• Sonuç bulunamadı

BÖLÜM IV. SONUÇ VE TARTIŞMA

4.2. Araştırmanın Sonuçları

Araştırma kapsamında psikolojik sermaye, kültürel sıkılık-esneklik, iş performansı ve sinizm değişkenlerinin ele alınmasındaki temel motivasyonu;

 Beşeri sermayenin, kaynak temelli yaklaşım tarafından sahip olunan kaynaklar arasında diğer tüm kaynaklar içerisinde evrensel olarak en değerli, eşsiz ve taklit edilmesi en zor kaynak olarak gösterilmesi, son yıllarda insan ögesinin esasını teşkil ettiği beşeri kaynak ve sermayesi üzerindeki olumlu etkisinin, psikolojik sermayeyi oldukça popüler hale getirmesi,

 Psikolojik sermayenin, özellikle örgütsel çıktılara yaptığı katkısı ve yarattığı çarpan/kaldıraç etkisi ile kamu ve özel sektör dâhil toplumun her kesimindeki kuruluşlarında kazanılması, geliştirilmesi ve yönetilmesi gereken bir güç olarak karşımıza çıkması,

 Yazında iş performansı ile sinik tutum ve davranışların sıklıkla birbirine zıt yapılar olarak belirtilmesi,

 Kültürel sıkılık-esnekliğin, kültür yazınındaki çalışmaların ağırlıkla yöneldiği değerler yaklaşımından sıyrılıp norm ve kuralların davranışlara etkisini sorgulayan görece yeni bir boyut olarak gündeme getirilmesi,

 Ulusal ve uluslar arası yazında psikolojik sermaye ve kültürel sıkılık-esneklik boyutunun bugüne kadar birlikte ele alınıp irdelenmemesi, psikolojik sermayenin her durumda iş performansını artıran ve sinizmi azaltan bir etkiye sahip olup olmadığı ve çalışanların örgüt içerisinde algıladıkları kültürel sıkılık-esnekliğin söz konusu etkideki katkısının merak edilmesi oluşturmuştur.

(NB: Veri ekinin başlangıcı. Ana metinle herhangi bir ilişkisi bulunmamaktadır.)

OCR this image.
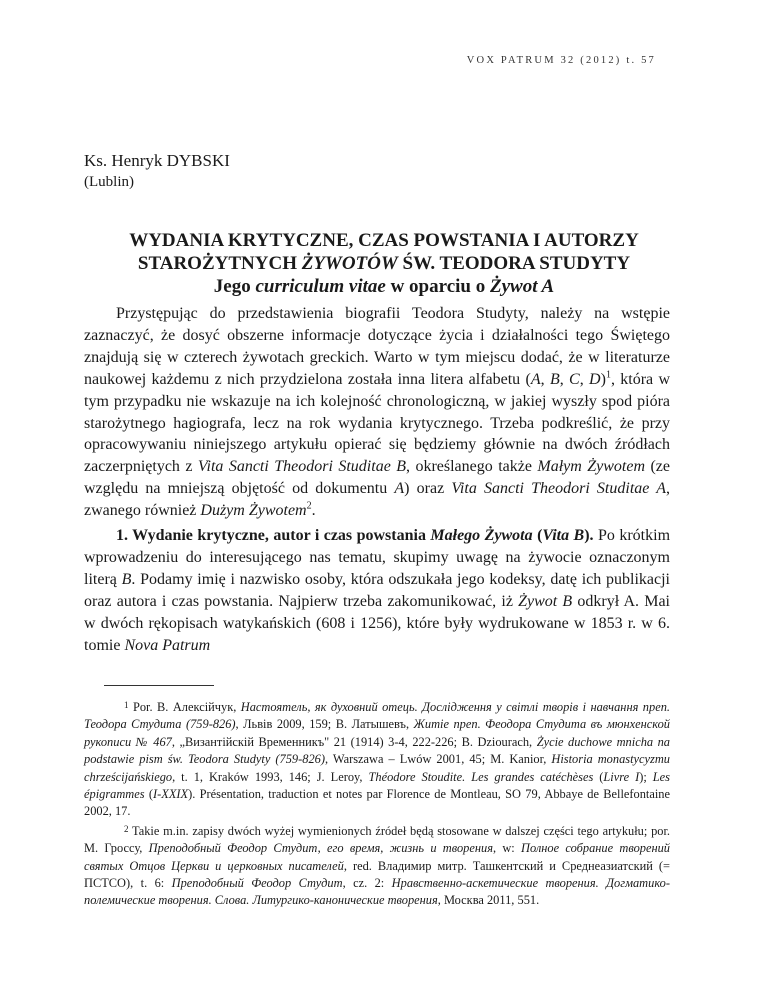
VOX PATRUM 32 (2012) t. 57
Ks. Henryk DYBSKI
(Lublin)
WYDANIA KRYTYCZNE, CZAS POWSTANIA I AUTORZY
STAROŻYTNYCH ŻYWOTÓW ŚW. TEODORA STUDYTY
Jego curriculum vitae w oparciu o Żywot A
Przystępując do przedstawienia biografii Teodora Studyty, należy na wstępie zaznaczyć, że dosyć obszerne informacje dotyczące życia i działalności tego Świętego znajdują się w czterech żywotach greckich. Warto w tym miejscu dodać, że w literaturze naukowej każdemu z nich przydzielona została inna litera alfabetu (A, B, C, D)$^1$, która w tym przypadku nie wskazuje na ich kolejność chronologiczną, w jakiej wyszły spod pióra starożytnego hagiografa, lecz na rok wydania krytycznego. Trzeba podkreślić, że przy opracowywaniu niniejszego artykułu opierać się będziemy głównie na dwóch źródłach zaczerpniętych z Vita Sancti Theodori Studitae B, określanego także Małym Żywotem (ze względu na mniejszą objętość od dokumentu A) oraz Vita Sancti Theodori Studitae A, zwanego również Dużym Żywotem$^2$.
1. Wydanie krytyczne, autor i czas powstania Małego Żywota (Vita B). Po krótkim wprowadzeniu do interesującego nas tematu, skupimy uwagę na żywocie oznaczonym literą B. Podamy imię i nazwisko osoby, która odszukała jego kodeksy, datę ich publikacji oraz autora i czas powstania. Najpierw trzeba zakomunikować, iż Żywot B odkrył A. Mai w dwóch rękopisach watykańskich (608 i 1256), które były wydrukowane w 1853 r. w 6. tomie Nova Patrum

$^1$ Por. В. Алексійчук, Настоятель, як духовний отець. Дослідження у світлі творів і навчання преп. Теодора Студита (759-826), Львів 2009, 159; В. Латышевъ, Житіе преп. Феодора Студита въ мюнхенской рукописи № 467, „Византійскій Временникъ" 21 (1914) 3-4, 222-226; B. Dziourach, Życie duchowe mnicha na podstawie pism św. Teodora Studyty (759-826), Warszawa – Lwów 2001, 45; M. Kanior, Historia monastycyzmu chrześcijańskiego, t. 1, Kraków 1993, 146; J. Leroy, Théodore Stoudite. Les grandes catéchèses (Livre I); Les épigrammes (I-XXIX). Présentation, traduction et notes par Florence de Montleau, SO 79, Abbaye de Bellefontaine 2002, 17.

$^2$ Takie m.in. zapisy dwóch wyżej wymienionych źródeł będą stosowane w dalszej części tego artykułu; por. M. Гроссу, Преподобный Феодор Студит, его время, жизнь и творения, w: Полное собрание творений святых Отцов Церкви и церковных писателей, red. Владимир митр. Ташкентский и Среднеазиатский (= ПСТСО), t. 6: Преподобный Феодор Студит, cz. 2: Нравственно-аскетические творения. Догматико-полемические творения. Слова. Литургико-канонические творения, Москва 2011, 551.
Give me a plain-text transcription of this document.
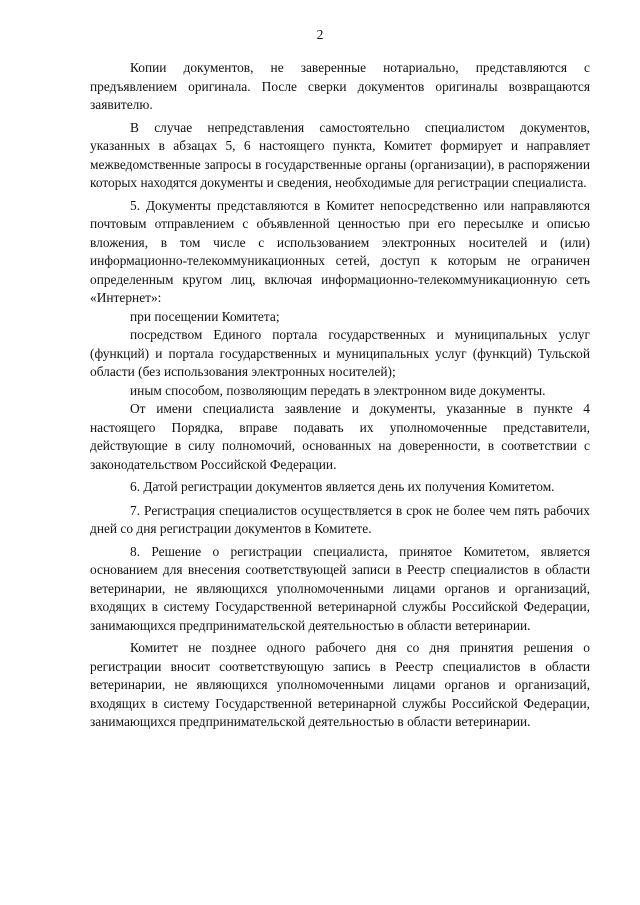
2

Копии документов, не заверенные нотариально, представляются с предъявлением оригинала. После сверки документов оригиналы возвращаются заявителю.

В случае непредставления самостоятельно специалистом документов, указанных в абзацах 5, 6 настоящего пункта, Комитет формирует и направляет межведомственные запросы в государственные органы (организации), в распоряжении которых находятся документы и сведения, необходимые для регистрации специалиста.

5. Документы представляются в Комитет непосредственно или направляются почтовым отправлением с объявленной ценностью при его пересылке и описью вложения, в том числе с использованием электронных носителей и (или) информационно-телекоммуникационных сетей, доступ к которым не ограничен определенным кругом лиц, включая информационно-телекоммуникационную сеть «Интернет»:

при посещении Комитета;

посредством Единого портала государственных и муниципальных услуг (функций) и портала государственных и муниципальных услуг (функций) Тульской области (без использования электронных носителей);

иным способом, позволяющим передать в электронном виде документы.

От имени специалиста заявление и документы, указанные в пункте 4 настоящего Порядка, вправе подавать их уполномоченные представители, действующие в силу полномочий, основанных на доверенности, в соответствии с законодательством Российской Федерации.

6. Датой регистрации документов является день их получения Комитетом.

7. Регистрация специалистов осуществляется в срок не более чем пять рабочих дней со дня регистрации документов в Комитете.

8. Решение о регистрации специалиста, принятое Комитетом, является основанием для внесения соответствующей записи в Реестр специалистов в области ветеринарии, не являющихся уполномоченными лицами органов и организаций, входящих в систему Государственной ветеринарной службы Российской Федерации, занимающихся предпринимательской деятельностью в области ветеринарии.

Комитет не позднее одного рабочего дня со дня принятия решения о регистрации вносит соответствующую запись в Реестр специалистов в области ветеринарии, не являющихся уполномоченными лицами органов и организаций, входящих в систему Государственной ветеринарной службы Российской Федерации, занимающихся предпринимательской деятельностью в области ветеринарии.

Nicel araştırma yöntemi ile ilişkisel ve nedensel tarama desenlerinin kullanıldığı kolayda örneklem metodu ile çeşitli bakanlıklarla ve bakanlıkların bağlı/ilgili kuruluşları, devlet ve vakıf üniversiteleri ile özel sektörün Ankara, İstanbul ve İzmir bölgelerinde görev yapan toplam 393 personelin katılımıyla yapılan çalışmadan elde edilen sonuçlar aşağıda sunulmuştur.

 Psikolojik sermayenin ortaya çıkmasında etkili olan faktörler bağlamında incelendiğinde; bireyin kendi hedeflerine ulaşmasında ve çeşitli görevler karşısında bilişsel kaynaklarını harekete geçirebilme yeteneğine olan inancı ile gerekli çabayı gösteren (öz yeterli), şimdi ve gelecekte başarılı olma yönünde kalıcı ve genellenebilir pozitif atıflarda bulunarak pozitif bakış açısını daima koruyan (iyimser), belirlediği amaçları başarmak için çeşitli alternatif yollar bulabilen ve bu doğrultuda kendini motive eden (umutlu), son olarak belirsizlik, birçok zorluk, problem veya yenilgiye uğranılan durum sonrasında bile kendini toparlayabilenlerin (psikolojik dayanıklı) ve böylece genel anlamda psikolojik sermayesi yüksek çalışanlar, daha yüksek bir performansla çalışmakta ve daha az sinik tutumlar sergilemektedir.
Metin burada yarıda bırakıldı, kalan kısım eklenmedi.